A second detail of this climate finance promise was the demand by the developing countries that at least 50 percent of it should go to the most vulnerable developing countries to support adaptation in the most vulnerable communities there. It has proven very difficult to even track this, as information on where the money went has been very non-transparent. Nevertheless, analysis of available figures by researchers at the International Institute for Environment and Development (IIED) traced these amounts and found that only 20 percent went for adaptation, while 80 percent went for mitigation.
An even worse finding was that, of the amount delivered for adaptation in the vulnerable developing countries, only 10 percent of that actually reached the most vulnerable communities in those countries.

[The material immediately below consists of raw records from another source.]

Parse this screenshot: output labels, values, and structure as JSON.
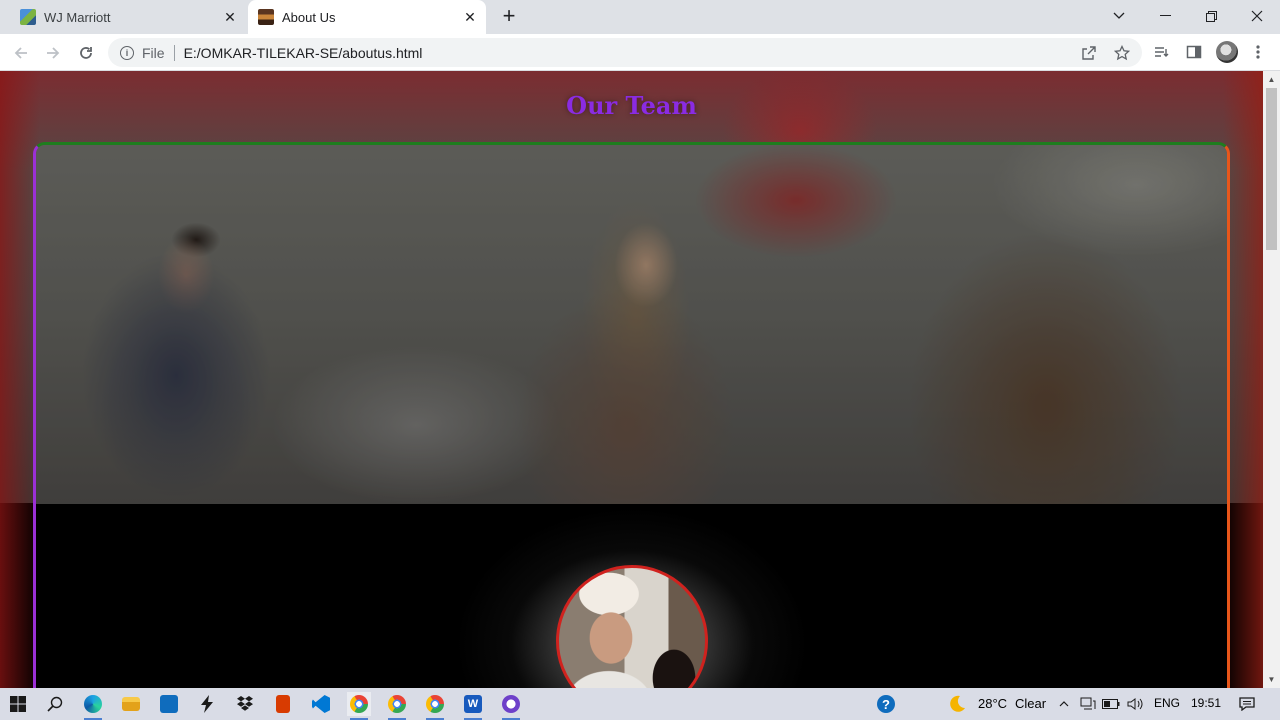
{
  "browser": {
    "tabs": [
      {
        "title": "WJ Marriott",
        "active": false
      },
      {
        "title": "About Us",
        "active": true
      }
    ],
    "new_tab_symbol": "+",
    "address": {
      "scheme_label": "File",
      "url": "E:/OMKAR-TILEKAR-SE/aboutus.html"
    }
  },
  "page": {
    "heading": "Our Team",
    "heading_color": "#8a2be2",
    "frame_border_colors": {
      "top": "#1e7d1e",
      "left": "#9b30d6",
      "right": "#e8561a"
    },
    "member_photo_border": "#d0221e"
  },
  "taskbar": {
    "weather": {
      "temperature": "28°C",
      "condition": "Clear"
    },
    "language": "ENG",
    "time": "19:51"
  },
  "icons": {
    "tab_close": "close-icon",
    "back": "arrow-left-icon",
    "forward": "arrow-right-icon",
    "reload": "reload-icon",
    "info": "info-icon",
    "share": "share-icon",
    "bookmark": "star-icon",
    "reading_list": "reading-list-icon",
    "side_panel": "side-panel-icon",
    "menu": "more-vert-icon"
  }
}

Hence, the developed countries have a very big hill to climb if they wish to regain any of their lost credibility going into COP26 in November.
The main issue is not so much the amounts delivered, as even USD 100 billion is a trivial amount compared to actual needs. Rather, it is a question of whether developed countries can be deemed to be negotiating in good faith or bad. If it is the latter, then there is simply no point in going to Glasgow in November, only for the vulnerable developing countries to be given another round of empty promises. The onus is on the developed countries to actually deliver, not just promise again, the USD 100 billion that was due for 2020 and another USD 100 billion that is now also due for 2021.
In fact, the Climate Vulnerable Forum (CVF) countries at their recent Climate Finance Summit demanded that the developed countries provide details of how they plan to deliver the USD 500 billion over the next five years that they had previously pledged.
An important point to clarify on this issue is that decisions on providing finance are not the domain of the environment ministers who will be attending the COP, but of finance ministers who control the purse-strings of nations and who meet at the annual G7 and G20 leaders' meetings every year. The G7 finance ministers met in the UK in June and failed to deliver enough, and the G20 finance ministers met in Italy in July and also failed to deliver. If the finance ministers of the developed countries fail to deliver the full USD 100 billion before COP26, then it would hardly be worth going to Glasgow for the vulnerable developing countries.
So even though the COP26 President designate Alok Sharma has admitted this is a make or break issue for the success of COP26, he needs the Chancellor of the Exchequer of the UK, Rishi Sunak, to deliver the money, which he has not done. In fact, the Chancellor has actually cut the development assistance budget of the UK instead.
So going into COP26, the UK government under Prime Minister Boris Johnson has a steep hill to climb if they are to keep their word. They have only a few months to deliver the money to regain any semblance of credibility.
Dr Saleemul Huq is Director of the International Centre for Climate Change and Development at the Independent University, Bangladesh.